Department of Finance Ottawa,
Canada, July 09, 2008 - The Government of Canada today announced
adjustments to the rules for government guaranteed mortgages
aimed at protecting and strengthening the Canadian housing
market. The new measures include: Fixing the maximum amortization
period for new government-backed mortgages to 35 years;
Requiring a minimum down payment of five per cent for new
government-backed mortgages; Establishing a consistent minimum
credit score requirement; and Introducing new loan documentation
standards.
Today’s announcement
marks a responsible and measured approach by the Government
to ensure Canada’s housing market remains strong and
to reduce the risk of a U.S.-style housing bubble developing
in Canada.
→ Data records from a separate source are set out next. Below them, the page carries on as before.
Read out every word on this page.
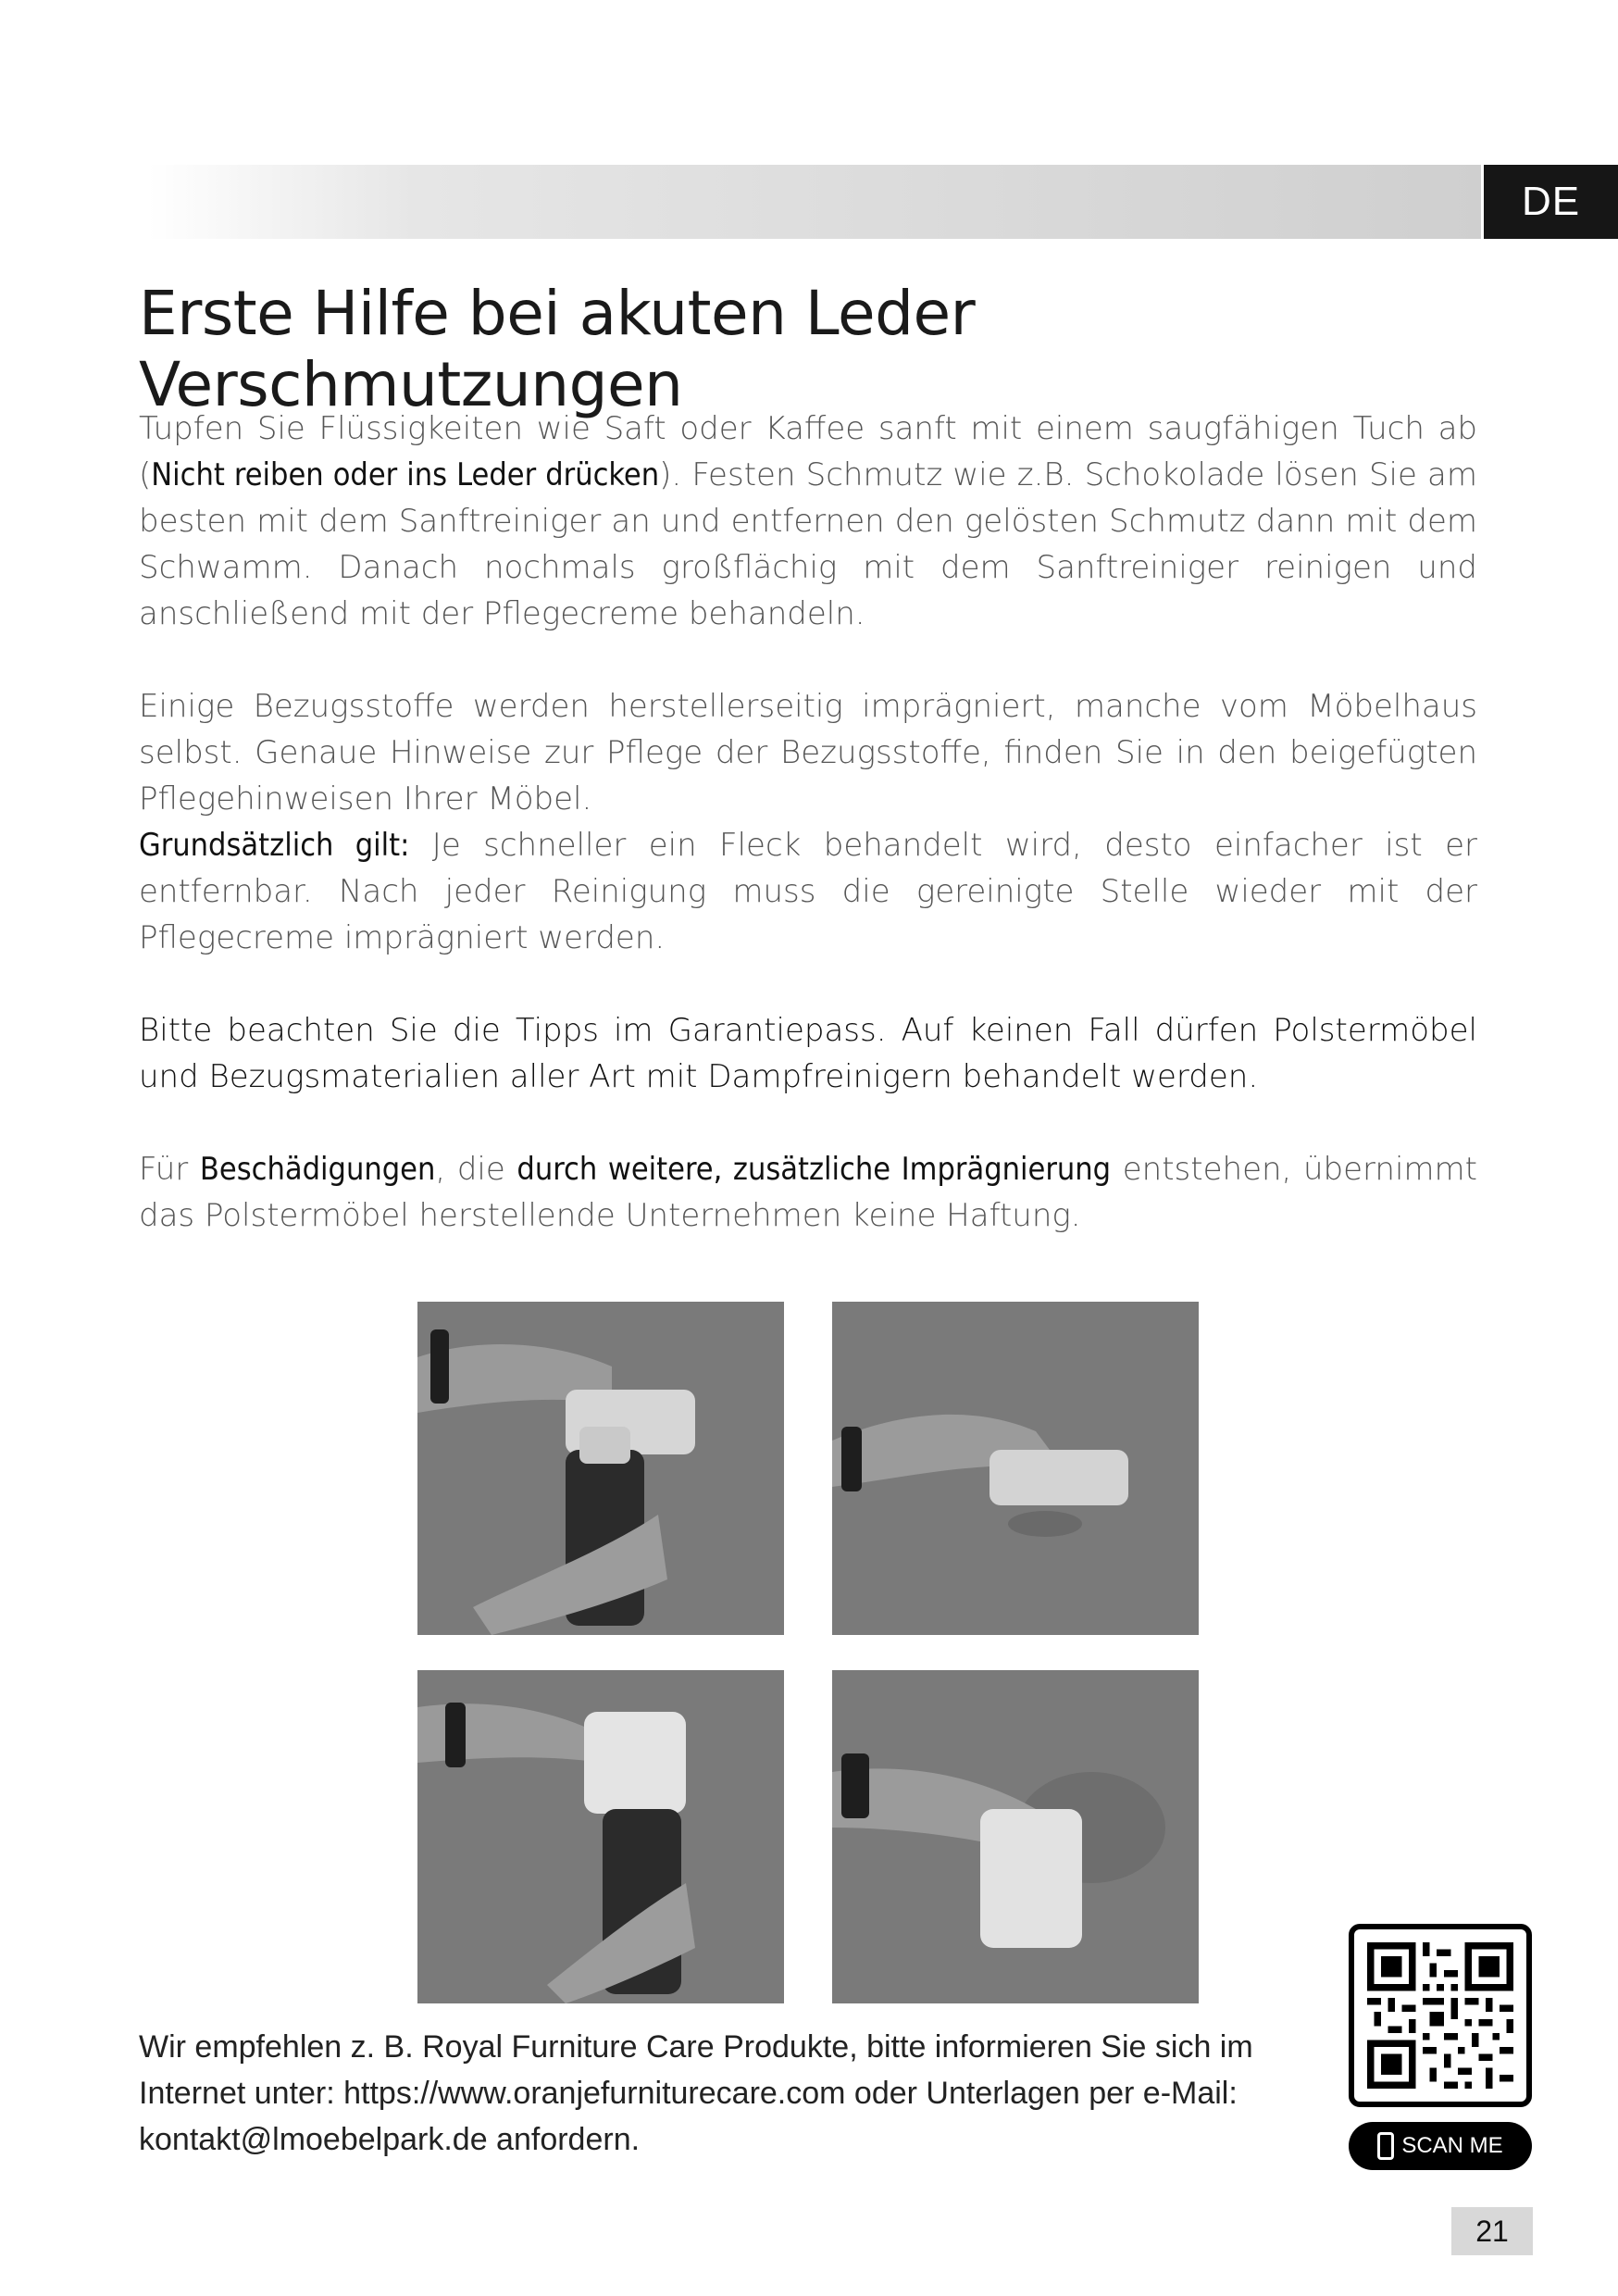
DE
Erste Hilfe bei akuten Leder Verschmutzungen

Tupfen Sie Flüssigkeiten wie Saft oder Kaffee sanft mit einem saugfähigen Tuch ab (Nicht reiben oder ins Leder drücken). Festen Schmutz wie z.B. Schokolade lösen Sie am besten mit dem Sanftreiniger an und entfernen den gelösten Schmutz dann mit dem Schwamm. Danach nochmals großflächig mit dem Sanftreiniger reinigen und anschließend mit der Pflegecreme behandeln.

Einige Bezugsstoffe werden herstellerseitig imprägniert, manche vom Möbelhaus selbst. Genaue Hinweise zur Pflege der Bezugsstoffe, finden Sie in den beigefügten Pflegehinweisen Ihrer Möbel.

Grundsätzlich gilt: Je schneller ein Fleck behandelt wird, desto einfacher ist er entfernbar. Nach jeder Reinigung muss die gereinigte Stelle wieder mit der Pflegecreme imprägniert werden.

Bitte beachten Sie die Tipps im Garantiepass. Auf keinen Fall dürfen Polstermöbel und Bezugsmaterialien aller Art mit Dampfreinigern behandelt werden.

Für Beschädigungen, die durch weitere, zusätzliche Imprägnierung entstehen, übernimmt das Polstermöbel herstellende Unternehmen keine Haftung.

Wir empfehlen z. B. Royal Furniture Care Produkte, bitte informieren Sie sich im
Internet unter: https://www.oranjefurniturecare.com oder Unterlagen per e-Mail:
kontakt@lmoebelpark.de anfordern.	SCAN ME
21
The new limits are planned to take effect October
15, 2008. This would allow existing mortgage pre-approvals
with the common 90-day duration to be used or expire. Certain
exceptions would also be permitted after October 15. The
Government will work closely with all stakeholders to ensure
timely and effective implementation of these measures. As
these measures relate only to new, government-backed insured
mortgages, Canadians who already hold mortgages will not
be affected by this announcement.
The measures announced today
will build on the strength of Canada’s housing market.
According to the International Monetary Fund, the increase
in house prices in Canada is based on sound economic factors
such as low interest rates, rising incomes and a growing
population. A recent Statistics Canada report concluded
that home ownership is at record levels, with over two-thirds
of Canadians owning their own home. Mortgage arrears, overdue
mortgage payments, have also remained low. In recent years,
the percentage of mortgages in arrears for three months
or more continues to be at low levels not seen since 1990.